GorF Prototype Demo

Well, I found the problems, two were easy to fix in software (first was that the digits were backwards, so instead of GorF it said FroG, the second was I swapped the F and G segment lines around, which made the letters look a bit screwy), the third problem was my fault, basically I used active high switches, and I had pullup’s on this board for teh switch inputs, instead of pull downs, so it thought that every switch was held down. This explains the disco when powered up.

I’ve done a video showing the prototype board and explaining it in more detail than before. The digits seem a bit bright in the video, they’re not actually that bright in real life.

Anyway, here’s the video

I sort of like the size of it, but I’m a bit concerned that some may think it’s a bit to compact and bijou, so let me know if you think it should be a little bigger or not. I will need to do a couple of mods to the boards before making a full run, so now’s your chance to say!

11 Responses to “GorF Prototype Demo”

  1. noisesource Says:

    love this new design paul!

    how would i go about ordering one when you do a run of them?

    noisesource [at] gmail [dot] com

  2. Paul Says:

    I’ll post a blog on here when they’re available.
    I expect paypal will be the simplist/easiest way.

    I’m currently planning on offering the following ;-

    1) Board on it’s own
    2) Board with preprogrammed AVR

    I may offer a complete kit aswell, but that depends on interest and supplier prices.
    I won’t be offering pre-built ones, sorry. But there’s no difficult parts there and no surface mount so as long as you know one end of a soldering iron from another you should be fine.
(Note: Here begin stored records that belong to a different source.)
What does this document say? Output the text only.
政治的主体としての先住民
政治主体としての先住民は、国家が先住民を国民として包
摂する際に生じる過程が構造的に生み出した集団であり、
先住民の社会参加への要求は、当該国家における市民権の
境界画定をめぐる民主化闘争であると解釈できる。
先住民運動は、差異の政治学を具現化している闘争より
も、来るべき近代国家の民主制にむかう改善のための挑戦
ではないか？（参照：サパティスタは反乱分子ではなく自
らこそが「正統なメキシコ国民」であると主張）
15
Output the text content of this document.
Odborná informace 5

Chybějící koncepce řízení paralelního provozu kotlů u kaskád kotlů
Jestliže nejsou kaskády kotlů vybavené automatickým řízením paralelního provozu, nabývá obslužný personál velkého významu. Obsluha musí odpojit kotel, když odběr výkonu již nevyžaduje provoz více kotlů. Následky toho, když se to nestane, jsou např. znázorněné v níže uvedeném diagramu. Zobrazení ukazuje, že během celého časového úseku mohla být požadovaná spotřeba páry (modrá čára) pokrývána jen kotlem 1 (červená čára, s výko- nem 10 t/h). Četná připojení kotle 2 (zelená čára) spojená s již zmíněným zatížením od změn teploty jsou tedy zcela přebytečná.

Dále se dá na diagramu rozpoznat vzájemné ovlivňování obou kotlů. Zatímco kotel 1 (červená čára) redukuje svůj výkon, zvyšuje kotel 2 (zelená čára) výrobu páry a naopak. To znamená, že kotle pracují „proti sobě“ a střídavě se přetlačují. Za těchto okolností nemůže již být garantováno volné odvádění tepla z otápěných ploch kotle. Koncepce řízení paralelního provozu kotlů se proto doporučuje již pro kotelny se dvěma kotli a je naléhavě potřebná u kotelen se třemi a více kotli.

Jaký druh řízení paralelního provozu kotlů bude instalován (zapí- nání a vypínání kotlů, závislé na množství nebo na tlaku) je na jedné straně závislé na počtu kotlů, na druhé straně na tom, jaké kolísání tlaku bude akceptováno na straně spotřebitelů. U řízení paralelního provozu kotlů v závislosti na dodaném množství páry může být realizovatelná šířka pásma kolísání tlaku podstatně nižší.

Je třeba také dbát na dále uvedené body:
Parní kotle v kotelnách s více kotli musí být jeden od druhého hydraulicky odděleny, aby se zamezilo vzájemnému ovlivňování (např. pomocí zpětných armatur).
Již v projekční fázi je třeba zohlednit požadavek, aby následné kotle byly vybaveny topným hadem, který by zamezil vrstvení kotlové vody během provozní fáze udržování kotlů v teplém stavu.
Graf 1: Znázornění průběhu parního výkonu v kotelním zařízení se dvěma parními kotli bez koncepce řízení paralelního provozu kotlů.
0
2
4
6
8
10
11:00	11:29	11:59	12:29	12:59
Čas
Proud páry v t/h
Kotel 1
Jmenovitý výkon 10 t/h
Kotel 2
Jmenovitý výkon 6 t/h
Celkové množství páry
  3. Patrick Kerrigan Says:

    Hi Paul, I just stumbled on your site a few days ago, I am very impressed with your designs. I am looking for a compact well featured sequencer, Gorf is an answer to all my problems, I cant wait till you get everything sorted. I am very interested in purchasing a kit from you when it gets released, cheers, Patrick

  4. Joel Says:

    Hi Paul, this looks great! I really like the small form, I can imagine it running something similarly sized like an Oakley TM3030. Is there enough room between the pots for you to put knobs on and still be able to turn each comfortably?

    I’d be interested in a kit – probably board plus AVR. A good parts list would be good as well, where have those LED buttons come from?

    Anyway nice work, I’ll keep an eye on this site! Joel

  5. Paul Says:


    Thankyou for your comments. I’ll be posting here and lots of places when the kits are ready.


    Alas there’s not enough space to fit knobs on, if Eagle didn’t have this limit I’d have used a bigger spacing so people could add knobs. I am looking for better pots though, more like the ones I used on the strip-board version.
    That said, you could always handwire bigger pots onto a panel.

    There will be a complete parts list done, along with as many suppliers as I can find for each part, for example if I can find the knobs from Digikey, Rapid and RS, I’ll list all three part numbers.


  6. noisesource Says:

    excellent. can’t wait to order and build this when it becomes available. :)

  7. Dave Says:

    Speaking for all Canadians, we love the small form factor – makes it portable and there are a lot cheap project boxes this could be stuffed into. People with chubbier fingers can always break-out the pots and buttons

  8. Jasonn Says:

    Yes, awesome concept, I’d definitely love a kit, though 16 steps would be nice, maybe there is a way to expand it on our own, or be able to chain two together. Anyway I’d take a kit 8 or 16!

  9. Tom Says:

    Hey Paul, that looks amazing!

    I would love to order a full kit and also it would be great to be able to know where to order a matching case for it. Would be great if the space around the knobs could be a bit bigger, so knob caps could be used.

    Greetings from Hamburg, Germany

  10. Paul Says:

    jasonn, I’ve been thinking about that, you could in theory add a second GorF and add some sysex to pass the step number between them.
    To expand it, you’d need more pins on the CPU, so sadly it can’t be done.

    Laurie Biddulph of Elby designs is working on a version with a bigger spacing between the pots for his Panther series of modules. as for cases I’ve not looked into them yet, but at 80mm by 100mm there should be hundreds that it will fit in.


  11. Jasonn Says:

    Chaining together would be cool, both in a ‘serial’ and ‘parallel’, say to get one track that was 32 steps long or to get 4 tracks that were 8 steps each. That would be a really cool ‘modular’ design, I’d definitely invest, especially if it’s battery powerable.